NEW YORK: Brands need to move beyond written keywords when considering how best to promote their online presence, as voice search may become mainstream within the next five years, a leading industry figure has said.

Speaking during Advertising Week in New York, Christi Olson, Bing evangelist at Microsoft, reported that voice queries already make up a quarter of Bing mobile searches and 5% of total searches in any given month.

"When you look at paid search and organic search, businesses tend to lag behind with these new technologies," she said in remarks reported by Adweek.

Her colleague Geoffrey Colon, product marketing manager for Bing Ads, emphasised the nature of the inevitable change taking place by reference to his own family.

"I never was comfortable speaking into my phone," he said. "But my girls? That's all they know how to do, because they don't know how to type yet—they're 4 and 6—but they can talk.

"So I think, [like] many of these things, the adoption will actually take off because of the next generation."

At some point voice search will become monetized, and while the pair were less clear on the likely timeline for that, Colon thought it would almost certainly take place more quickly than had happened with existing online search.

"I think when you look at how experiences work, we always try to figure out how to get technology to work in a way that's relevant," he said.

"So I think right now we're in an area of: Let's see how voice search actually works, and get it to work at a good sort of rate before we move into how do we monetize it."

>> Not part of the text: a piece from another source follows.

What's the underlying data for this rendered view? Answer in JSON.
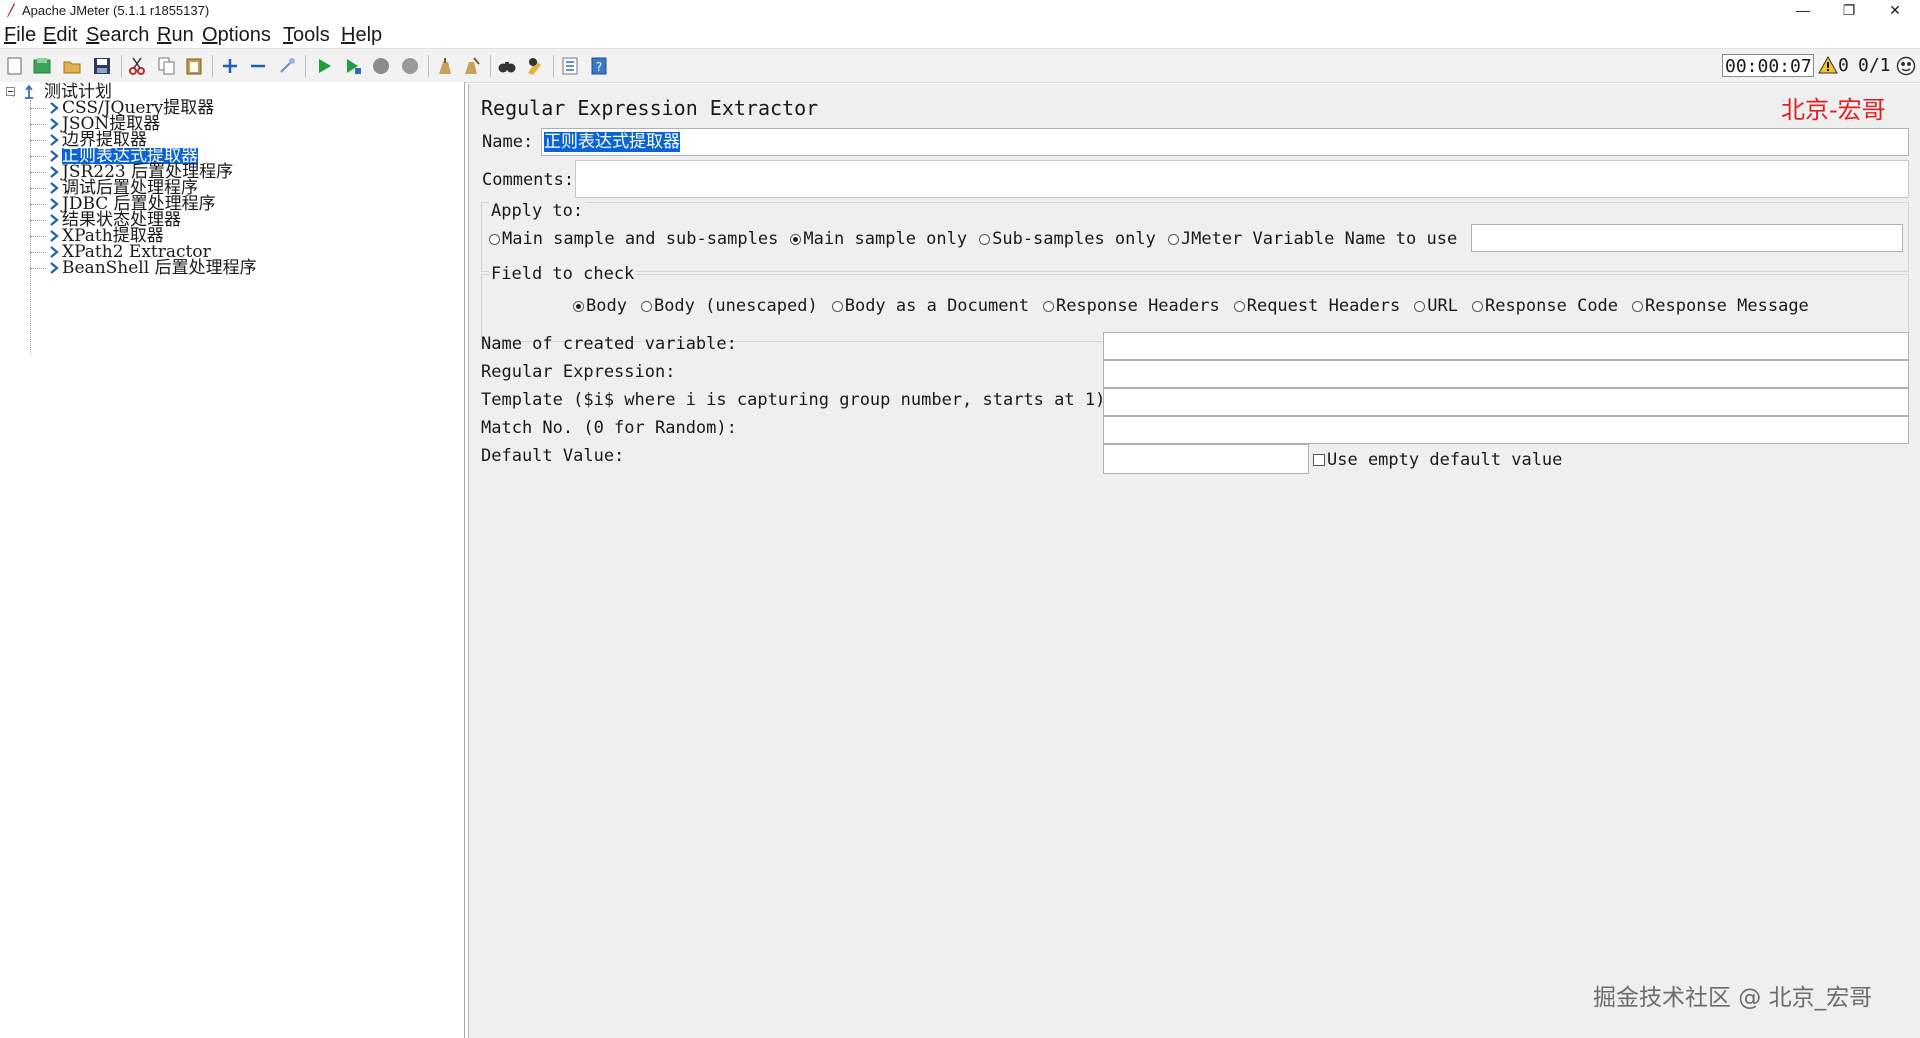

Asia may lead the way in this area – Google Southeast Asia has reported a "significant increase" in voice searches in Vietnam, for example – since it's often more difficult to type on a mobile screen using character-based languages such as Mandarin or languages with a lot of diacritical markers like Vietnamese.

Researchers are also keen to explore the use of voice in mobile surveys, which could not only speed up the process but open up greater access to respondents such as children, illiterate users and the vision-impaired.